What A Strange Little White Boy 

   What a strange little white boy I must have been. My first memory of snow, snow was like 3 feet at least, it came all the way up to my waist, it was the deepest snow I ever remember, I was five at the time, an inch of snow would have seem like a lot. Superman and Rin Tin Tin were my favorite TV shows. I grew up with tales of religious bigotry. Tales of murders, tarring and featherings, false imprisonment, and being driven from our homes because of what we believe and how we choose to interpret that belief.
   I grew up mainly in the south, from South Carolina to Florida. I lived in white privilege, early 1960s, middle-class suburbia side of the railroad tracks, and those tracks ran right through my backyard. On the other side of those tracks, it was like stepping back in time.
   Long planks of wood overlapping and turning gray with age under rusty tin roofs made the houses look like something out post-Civil War photographs or maybe from the Great Depression. I just remember a little semi-open-air café. It had great hamburgers and a cabinet style soda machine where you slid your drink to the dispenser at one end of the machine and pulled straight up. I never really saw the disparity that I would see today.
   Racism really is learned. Southern racism is the worst. It is like not quite being able to get the smell of a skunk out of the clothes you got sprayed in, or like a bad taste in your mouth that won't go away. Southern society, society in general can shape who you are without you knowing it, if you let it. Don't let it! At least I know where what little racism I have in me comes from, and I can fight it every day. My heroes all persevered against incredible odds and won, Cleopatra, Joan of Arc, Pocahontas, Mulan, Aisha, Harriet Tubman, Wonder Woman - if you are sensing a pattern, you would not be wrong. Racism and bigotry is something you have to learn, it does not come naturally. The good news, it is something that can be un-learned.
   Hitchhiking 30,000 miles you see a lot, and you learn a lot. I have been on my own since I was 16, living on the edge of the road; it is how I met Flip Wilson, and got a ride in the most expensive convertible I have ever ridden in. I've seen the shame of America in the Reservations I rode and walked through, and I have experienced the generosity of the poor and shaming from the rich. I walked through Harlem in between periods of civil unrest and wandered through the streets of New York dining on gourmet hot dogs; I've slept in soft safe beds and I have slept under bridges. I found a way to get paid to carry a backpack, and a gun.
   The U.S. Army was 5 years of wargames on various levels. From always combat ready in South Korea with ammo stored at the ready, to playing gorillas and or rebels in wargames for the Green Berets training to overthrow governments. From heavy infantry, to a PSYOPS Company in Fort Bragg, from commanding my own squad, to pushing a broom because my job was under civilian contract, to being really bored, to volunteering to help out the Green Berets next door whenever they went camping for a couple of weeks or so. In the end, almost two years spent in the forests of North Carolina.
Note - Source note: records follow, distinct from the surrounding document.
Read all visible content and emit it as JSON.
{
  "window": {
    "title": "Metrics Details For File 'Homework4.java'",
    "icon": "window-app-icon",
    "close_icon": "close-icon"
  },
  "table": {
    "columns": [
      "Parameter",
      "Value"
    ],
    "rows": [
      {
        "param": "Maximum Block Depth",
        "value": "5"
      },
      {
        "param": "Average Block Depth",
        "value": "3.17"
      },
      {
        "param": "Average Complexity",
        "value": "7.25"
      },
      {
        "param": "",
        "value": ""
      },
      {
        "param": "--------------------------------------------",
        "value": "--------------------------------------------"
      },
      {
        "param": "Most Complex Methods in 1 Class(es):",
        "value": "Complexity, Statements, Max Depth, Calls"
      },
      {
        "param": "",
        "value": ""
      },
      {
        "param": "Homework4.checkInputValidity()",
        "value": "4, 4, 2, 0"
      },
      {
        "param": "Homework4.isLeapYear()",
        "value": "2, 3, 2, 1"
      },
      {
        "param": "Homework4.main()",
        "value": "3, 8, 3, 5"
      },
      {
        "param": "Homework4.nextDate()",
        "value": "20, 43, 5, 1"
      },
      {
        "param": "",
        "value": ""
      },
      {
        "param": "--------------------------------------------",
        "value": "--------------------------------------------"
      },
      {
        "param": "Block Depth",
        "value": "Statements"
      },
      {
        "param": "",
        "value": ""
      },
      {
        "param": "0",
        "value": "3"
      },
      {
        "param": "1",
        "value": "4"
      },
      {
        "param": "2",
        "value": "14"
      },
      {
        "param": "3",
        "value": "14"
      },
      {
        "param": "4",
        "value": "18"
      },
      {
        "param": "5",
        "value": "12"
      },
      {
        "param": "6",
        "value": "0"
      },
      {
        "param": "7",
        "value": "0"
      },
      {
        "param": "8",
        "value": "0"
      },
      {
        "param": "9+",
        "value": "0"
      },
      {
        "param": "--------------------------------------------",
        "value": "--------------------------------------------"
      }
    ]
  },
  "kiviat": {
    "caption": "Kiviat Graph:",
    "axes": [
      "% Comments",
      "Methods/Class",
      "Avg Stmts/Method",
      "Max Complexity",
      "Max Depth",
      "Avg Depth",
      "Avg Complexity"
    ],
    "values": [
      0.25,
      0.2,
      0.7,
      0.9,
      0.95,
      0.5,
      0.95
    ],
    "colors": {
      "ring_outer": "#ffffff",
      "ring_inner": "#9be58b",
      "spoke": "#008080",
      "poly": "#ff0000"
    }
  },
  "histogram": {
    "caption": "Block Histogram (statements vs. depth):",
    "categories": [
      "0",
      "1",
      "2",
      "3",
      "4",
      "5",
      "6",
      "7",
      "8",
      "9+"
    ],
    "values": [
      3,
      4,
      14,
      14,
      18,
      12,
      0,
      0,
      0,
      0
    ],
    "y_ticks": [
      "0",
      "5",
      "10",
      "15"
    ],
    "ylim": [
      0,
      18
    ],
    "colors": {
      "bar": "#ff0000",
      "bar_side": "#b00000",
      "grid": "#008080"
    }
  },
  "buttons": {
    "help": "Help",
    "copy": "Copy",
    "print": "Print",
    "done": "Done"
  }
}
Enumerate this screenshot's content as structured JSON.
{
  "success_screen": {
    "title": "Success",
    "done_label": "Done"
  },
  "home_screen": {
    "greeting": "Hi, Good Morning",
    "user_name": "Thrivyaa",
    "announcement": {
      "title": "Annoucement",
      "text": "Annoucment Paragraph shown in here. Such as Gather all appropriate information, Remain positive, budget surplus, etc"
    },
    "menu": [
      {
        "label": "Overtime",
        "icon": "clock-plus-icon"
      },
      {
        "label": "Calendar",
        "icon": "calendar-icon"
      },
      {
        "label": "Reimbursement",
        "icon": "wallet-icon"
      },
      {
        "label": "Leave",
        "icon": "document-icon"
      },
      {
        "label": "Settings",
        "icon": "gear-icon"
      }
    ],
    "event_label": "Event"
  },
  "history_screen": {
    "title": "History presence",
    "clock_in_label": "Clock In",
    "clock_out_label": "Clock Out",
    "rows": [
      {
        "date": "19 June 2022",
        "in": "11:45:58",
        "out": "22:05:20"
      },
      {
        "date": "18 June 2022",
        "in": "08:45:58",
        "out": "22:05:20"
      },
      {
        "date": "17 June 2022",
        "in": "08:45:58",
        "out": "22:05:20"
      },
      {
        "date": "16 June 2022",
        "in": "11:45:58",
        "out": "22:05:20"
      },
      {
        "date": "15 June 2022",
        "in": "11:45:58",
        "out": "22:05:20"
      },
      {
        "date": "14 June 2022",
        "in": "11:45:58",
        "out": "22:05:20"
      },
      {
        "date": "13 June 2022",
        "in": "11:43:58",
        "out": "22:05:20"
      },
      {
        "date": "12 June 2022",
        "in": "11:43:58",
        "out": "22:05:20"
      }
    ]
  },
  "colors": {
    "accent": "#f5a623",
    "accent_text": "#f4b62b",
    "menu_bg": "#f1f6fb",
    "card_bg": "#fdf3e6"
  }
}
   Hitchhiking another 30,000 miles after 5 years in the Army you see the country through different eyes; than through the eyes of a child just trying to survive. What followed was a bunch of dead-end jobs and nowhere dreams as I passed through life going nowhere fast for minimum wage and maximum work; a silent observer of the life all around me, cast adrift in the great sea of life, I eventually washed up on an island in the middle of a desert.
   Now, I have set the stage and breached the mystical wall that hides us from the real world; all for a glimpse into one possible future for humanity. An island, floating serenely in a sea of sand and high-desert grassland, tucked away from all the white noise of the world; away from the racism and bigotry; away from a world filled with problems; away from the stress of everyday life; a diverse community still welcoming students, volunteers, and visitors from around the world to come learn about a different way to live with nature.
   We are not truly free until we are all free to live and chase our dreams unhindered.